Adding a table to the map for some more detailed annotation layer seemed like it might be a good idea after looking at the map without it. We’ll use the tableGrob() function from the {gridExtra} to make an object we can place on the ggplot2 plot object like we would any other annotation object.

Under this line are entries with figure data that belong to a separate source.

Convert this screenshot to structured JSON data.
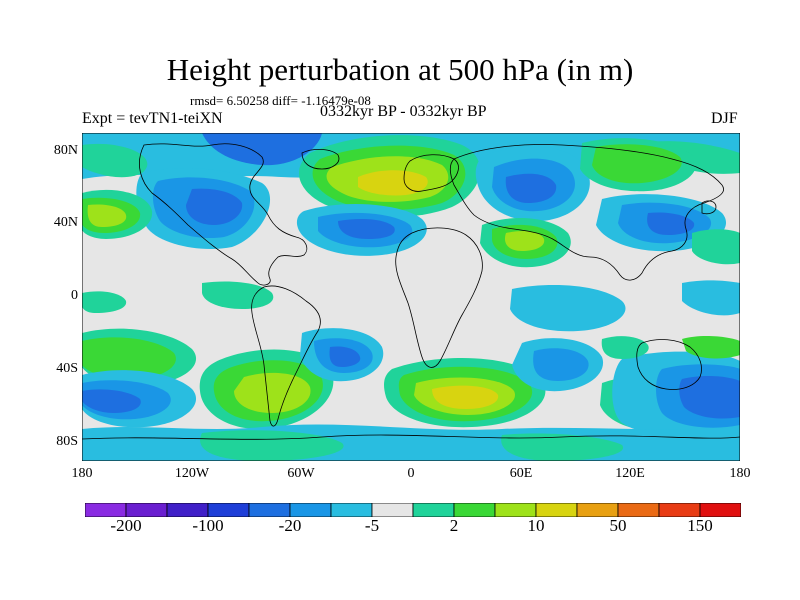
{
  "title": "Height perturbation at 500 hPa (in m)",
  "stats": "rmsd= 6.50258 diff= -1.16479e-08",
  "left_label": "Expt = tevTN1-teiXN",
  "center_label": "0332kyr BP - 0332kyr BP",
  "right_label": "DJF",
  "y_ticks": [
    "80N",
    "40N",
    "0",
    "40S",
    "80S"
  ],
  "x_ticks": [
    "180",
    "120W",
    "60W",
    "0",
    "60E",
    "120E",
    "180"
  ],
  "colorbar": {
    "colors": [
      "#8a2be2",
      "#6a1fd0",
      "#4020c8",
      "#1f3fd8",
      "#1e6fe0",
      "#1a96e6",
      "#29bde0",
      "#e6e6e6",
      "#20d39a",
      "#3ad836",
      "#9ee21a",
      "#d8d410",
      "#e8a012",
      "#ea6a14",
      "#e83c14",
      "#e01010"
    ],
    "labels": [
      "-200",
      "-100",
      "-20",
      "-5",
      "2",
      "10",
      "50",
      "150"
    ]
  }
}
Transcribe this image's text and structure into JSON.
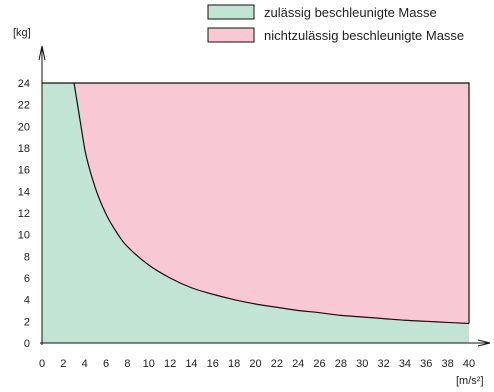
{
  "chart_data": {
    "type": "area",
    "title": "",
    "xlabel": "[m/s²]",
    "ylabel": "[kg]",
    "xlim": [
      0,
      40
    ],
    "ylim": [
      0,
      24
    ],
    "x_ticks": [
      0,
      2,
      4,
      6,
      8,
      10,
      12,
      14,
      16,
      18,
      20,
      22,
      24,
      26,
      28,
      30,
      32,
      34,
      36,
      38,
      40
    ],
    "y_ticks": [
      0,
      2,
      4,
      6,
      8,
      10,
      12,
      14,
      16,
      18,
      20,
      22,
      24
    ],
    "grid": false,
    "legend_position": "top-right",
    "series": [
      {
        "name": "zulässig beschleunigte Masse",
        "color": "#c1e4d4",
        "x": [
          0,
          3,
          4,
          5,
          6,
          7,
          8,
          10,
          12,
          14,
          16,
          18,
          20,
          22,
          24,
          26,
          28,
          30,
          32,
          34,
          36,
          38,
          40
        ],
        "values": [
          24,
          24,
          17.9,
          14.3,
          11.9,
          10.2,
          8.9,
          7.2,
          6.0,
          5.1,
          4.5,
          4.0,
          3.6,
          3.3,
          3.0,
          2.8,
          2.55,
          2.4,
          2.25,
          2.1,
          2.0,
          1.9,
          1.8
        ]
      },
      {
        "name": "nichtzulässig beschleunigte Masse",
        "color": "#f8c9d4",
        "x": [
          0,
          40
        ],
        "values": [
          24,
          24
        ]
      }
    ]
  }
}
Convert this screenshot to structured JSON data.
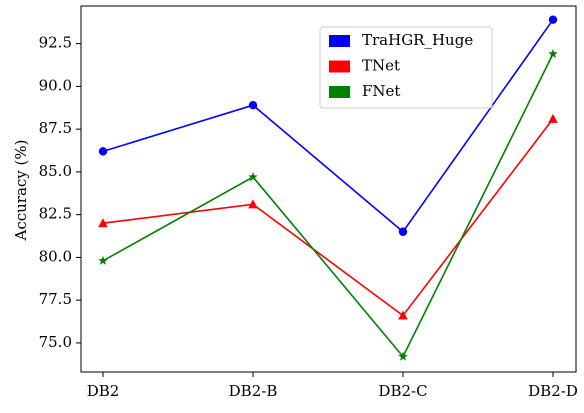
{
  "chart_data": {
    "type": "line",
    "categories": [
      "DB2",
      "DB2-B",
      "DB2-C",
      "DB2-D"
    ],
    "ylabel": "Accuracy (%)",
    "yticks": [
      75.0,
      77.5,
      80.0,
      82.5,
      85.0,
      87.5,
      90.0,
      92.5
    ],
    "ytick_labels": [
      "75.0",
      "77.5",
      "80.0",
      "82.5",
      "85.0",
      "87.5",
      "90.0",
      "92.5"
    ],
    "ylim": [
      73.3,
      94.7
    ],
    "grid": false,
    "legend_position": "upper center-right",
    "series": [
      {
        "name": "TraHGR_Huge",
        "color": "#0000ff",
        "marker": "circle",
        "values": [
          86.2,
          88.9,
          81.5,
          93.9
        ]
      },
      {
        "name": "TNet",
        "color": "#ff0000",
        "marker": "triangle",
        "values": [
          82.0,
          83.1,
          76.6,
          88.1
        ]
      },
      {
        "name": "FNet",
        "color": "#008000",
        "marker": "star",
        "values": [
          79.8,
          84.7,
          74.2,
          91.9
        ]
      }
    ]
  }
}
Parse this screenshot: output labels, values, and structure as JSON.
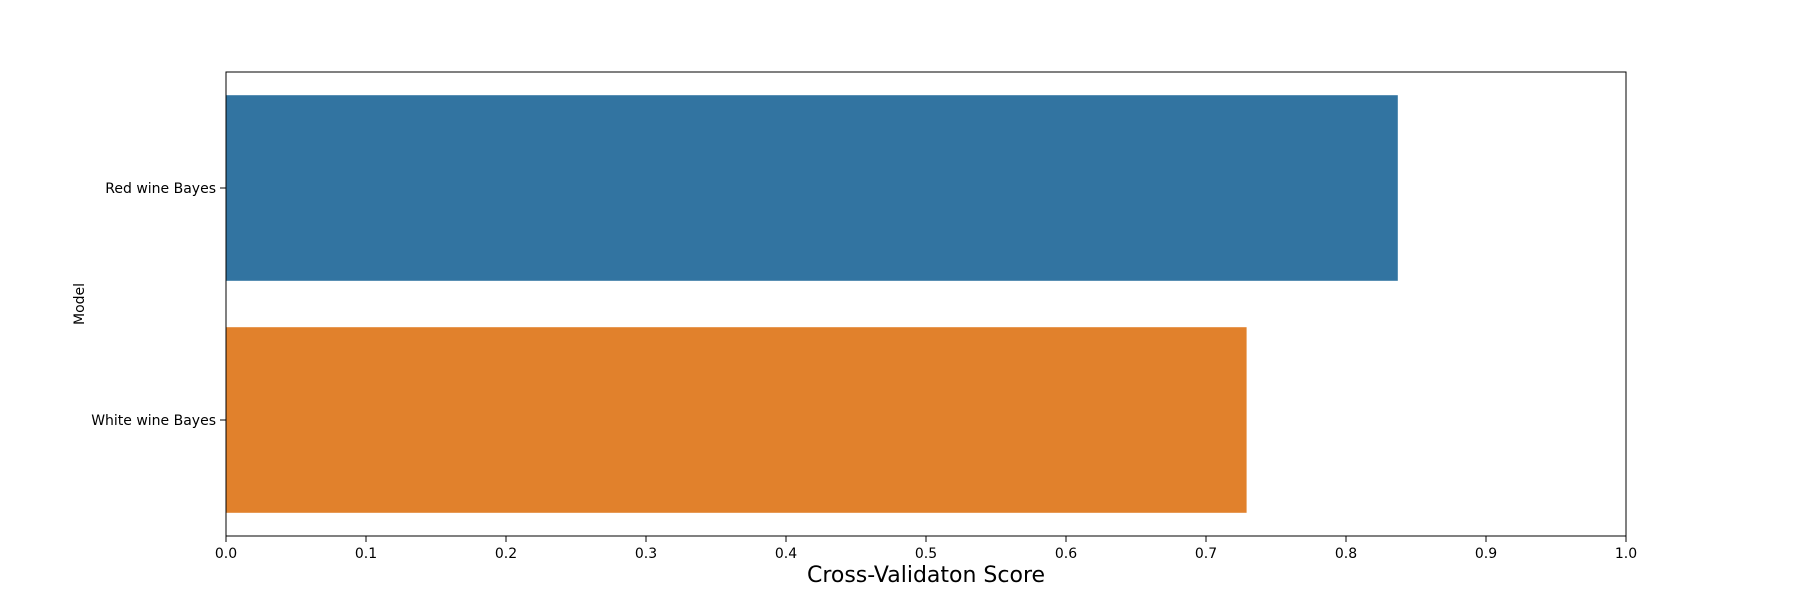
{
  "chart_data": {
    "type": "bar",
    "orientation": "horizontal",
    "categories": [
      "Red wine Bayes",
      "White wine Bayes"
    ],
    "values": [
      0.837,
      0.729
    ],
    "colors": [
      "#3274a1",
      "#e1812c"
    ],
    "xlabel": "Cross-Validaton Score",
    "ylabel": "Model",
    "xlim": [
      0.0,
      1.0
    ],
    "xticks": [
      "0.0",
      "0.1",
      "0.2",
      "0.3",
      "0.4",
      "0.5",
      "0.6",
      "0.7",
      "0.8",
      "0.9",
      "1.0"
    ],
    "grid": false,
    "legend": "none"
  }
}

as_tibble(maine_exports_to) %>%
  select(Country = country, Exports = val2018) %>%
  mutate(Exports = glue::glue("{scales::comma(Exports)}M USD")) %>%
  tableGrob(
    rows = NULL,
    theme = ttheme_default(
      core = list(
        fg_params = list(
          fontfamily = font_rc,
          hjust = c(rep(0, 20), rep(1, 20)),
          x = c(rep(0.1, 20), rep(0.9, 20))
        )
      )
    )
  ) -> tabl

glimpse(tabl)
## gtable, containing 
## grobs (84) : chr [1:84] "text[GRID.text.91]" "text[GRID.text.92]" "rect[GRID.rect.93]" ...
## layout :
## 'data.frame':    84 obs. of  7 variables:
##  $ t   : num  1 1 1 1 2 3 4 5 6 7 ...
##  $ l   : num  1 2 1 2 1 1 1 1 1 1 ...
##  $ b   : num  1 1 1 1 2 3 4 5 6 7 ...
##  $ r   : num  1 2 1 2 1 1 1 1 1 1 ...
##  $ z   : num  1 2 0 0 1 2 3 4 5 6 ...
##  $ clip: chr  "on" "on" "on" "on" ...
##  $ name: chr  "colhead-fg" "colhead-fg" "colhead-bg" "colhead-bg" ...
## widths :
## unit vector of length 2 
## heights :
## unit vector of length 21 
## respect :
##  logi FALSE
## rownames :
##  chr [1:21] "r1" "r2" "r3" "r4" "r5" "r6" "r7" "r8" "r9" "r10" "r11" "r12" ...
## name :
##  chr "colhead-fg"
## gp :
##  NULL
## vp :
##  NULL

4.5 Drawing the Map

ggplot() +
  geom_sf(data = world, size = 0.125, fill = "#3B454A", color = "#b2b2b2") +
  geom_curve(
    data = maine_exports_to, aes(x = from_x, y = from_y, xend = to_x, yend = to_y, color = val2018, size = val2018),
    curvature = 0.2, arrow = arrow(length = unit(10, "pt"), type = "closed"),
  ) +
  guides(
    color = guide_legend(reverse = TRUE)
  ) +
  annotation_custom(tabl, xmin = -16920565, xmax = -14000000,  ymin=761378/2.25, ymax = 761378) + # values are in eqarea meters
  coord_sf(crs = "+proj=eqearth +wktext") +
  scale_color_distiller(
    palette = "RdYlBu", trans = "log10", name = "(Size & color\nlog10 scale)", label = scales::comma,
    breaks = c(30, 50, 100, 300, 1000), limits = c(15, 1500)
  ) +
  scale_size_continuous(
    trans = "log10", range = c(0.75, 3),
    breaks = c(30, 50, 100, 300, 1000), limits = c(15, 1500),
    guide = FALSE
  ) +
  theme_ft_rc(grid="") +
  labs(
    x = NULL, y = NULL,
    title = "Top 20 (by Value) Export Destinations for Maine Goods (2018)",
    caption = "Data source: Census Bureau Foreign Trade <www.census.gov/foreign-trade/statistics/state/data/me.html>\n#30DayMapChallenge"
  ) +
  theme_ft_rc(grid="") +
  theme(legend.key.height = unit(2.8, "lines")) +
  theme(legend.position = c(0.2, 0.3)) +
  theme(axis.text.x = element_blank())

4.6 In Review

This exercise used “fancier” annotations and showed how to mix in more traditional {ggplot2} geoms with geom_sf().

4.7 Try This At Home

We used “+proj=eqearth +wktext” for the map projection. Try changing it to other global map projections and see what you need to do to make the annotations work.

The annotation table could use some attention. Explore the customization possibilities with ttheme_default() and consider removing the redundant M USD in each row and putting that info in the table header.